It was a knock-down, drag out fight. And it was happening in our living room on Thanksgiving Day 2011. There was no family gathering of the eat-turkey-and-watch-football variety, but there in our living room, we were gathered around a hospice bed that other people had died in, and now it was mom’s turn, and for shame, we were standing over her and shouting.
We had just brought her home from the hospital. She had been there for weeks, I’ve forgotten how long. I had been camped out in her room of the fifth floor oncology wing of Sparrow Hospital during most of that time, sleeping on a vinyl pull-out couch at night, driving home every couple days to shower and grab clean clothes. A couple of days before the holiday, her doctors sat us down in a half-circle of chairs around her bed to tell us that she only had a six weeks left. I remember that as one of the worst days of my life, perhaps more than the morning of her death. They made arrangements for her to have in-home hospice care, and we brought her home on that Thanksgiving afternoon.
And so there we were, each of us shaken and exhausted. We all wanted every other person in the room to go to the Thanksgiving dinner at my grandparents’ house so that we could have time alone with mom. And so, in our attempt to love her well to the end, we argued over her.
It was The Worst Thanksgiving Ever.
It felt like acutely like failure and death, made all the more painful with the knowledge that while we were grieving and fighting, everyone else was cozying up by the big Butterball turkey and toasting to another great year. I felt so utterly bitter and broken.
But after we had each retreated to a small corner of the house for the night, after we had each shed our tears and gotten a little bit of sleep and found some forgiveness, we were able to regroup and say some hard, necessary apologies.
In the weeks that followed, I remember the feeling that Death was right at our doorstep, but Love was just as present, gathering us together by candlelight in the darkness. We survived somehow, although the feelings of thankfulness and peace and joy were slow coming.
There are some seasons of your life when it all just feels like too much, you know?
Instead of counting our blessings, Thanksgiving feels like a cruel cliche rubbed into our pain like salt on a wound. Instead of rearranging furniture for the Christmas tree, we find ourselves making room for a hospice bed. Instead of bringing everyone together for the big feasts of our childhood, we’re planning for a funeral. Instead of greeting the season with glad tidings and great joy, we’re saying goodbye to the life we knew.

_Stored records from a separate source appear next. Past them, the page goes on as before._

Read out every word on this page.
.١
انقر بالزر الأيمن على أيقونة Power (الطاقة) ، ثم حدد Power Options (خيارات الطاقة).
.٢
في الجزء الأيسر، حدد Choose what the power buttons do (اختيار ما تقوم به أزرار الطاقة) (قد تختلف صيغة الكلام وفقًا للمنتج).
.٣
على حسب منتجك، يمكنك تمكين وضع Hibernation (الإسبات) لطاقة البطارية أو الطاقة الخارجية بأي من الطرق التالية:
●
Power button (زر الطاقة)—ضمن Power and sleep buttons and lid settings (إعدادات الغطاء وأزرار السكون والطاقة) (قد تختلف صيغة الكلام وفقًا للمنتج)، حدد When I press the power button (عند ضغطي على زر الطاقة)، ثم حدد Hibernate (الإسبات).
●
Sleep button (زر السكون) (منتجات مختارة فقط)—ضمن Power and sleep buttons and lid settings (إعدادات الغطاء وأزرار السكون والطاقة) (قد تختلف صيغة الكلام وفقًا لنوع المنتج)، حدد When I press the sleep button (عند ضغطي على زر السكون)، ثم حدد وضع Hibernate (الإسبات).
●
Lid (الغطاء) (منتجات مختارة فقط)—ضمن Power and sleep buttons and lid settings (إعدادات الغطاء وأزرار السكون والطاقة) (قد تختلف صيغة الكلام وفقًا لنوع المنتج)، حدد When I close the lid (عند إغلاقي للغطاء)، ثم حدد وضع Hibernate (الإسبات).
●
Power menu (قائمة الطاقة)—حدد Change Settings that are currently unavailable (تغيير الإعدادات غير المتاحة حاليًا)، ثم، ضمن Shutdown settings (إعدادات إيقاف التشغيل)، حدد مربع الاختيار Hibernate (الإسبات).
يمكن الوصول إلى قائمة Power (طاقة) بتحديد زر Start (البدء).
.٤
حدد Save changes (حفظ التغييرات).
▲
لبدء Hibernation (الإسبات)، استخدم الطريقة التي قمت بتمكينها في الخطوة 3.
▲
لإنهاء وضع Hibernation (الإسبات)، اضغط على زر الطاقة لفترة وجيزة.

It’s enough to make you scream and shout and weep and fall apart, and if you do, I want you to know, it’s okay. Everyone wants to act like the holidays are the time to have our ish together, all charming and cheerful like a freaking Norman Rockwell, but we all know it’s never really like that, even on our best days, right? Everyone will deal with the situation the best they know how, and sometimes that looks like the worst ever. And sometimes, it looks like starting over with an apology and a hug more comforting and life-giving than even mom’s sweet potato casserole.
Give each other space and forgiveness.
Give yourself space and forgiveness to grieve this season.
Grace is the blessing that is always present.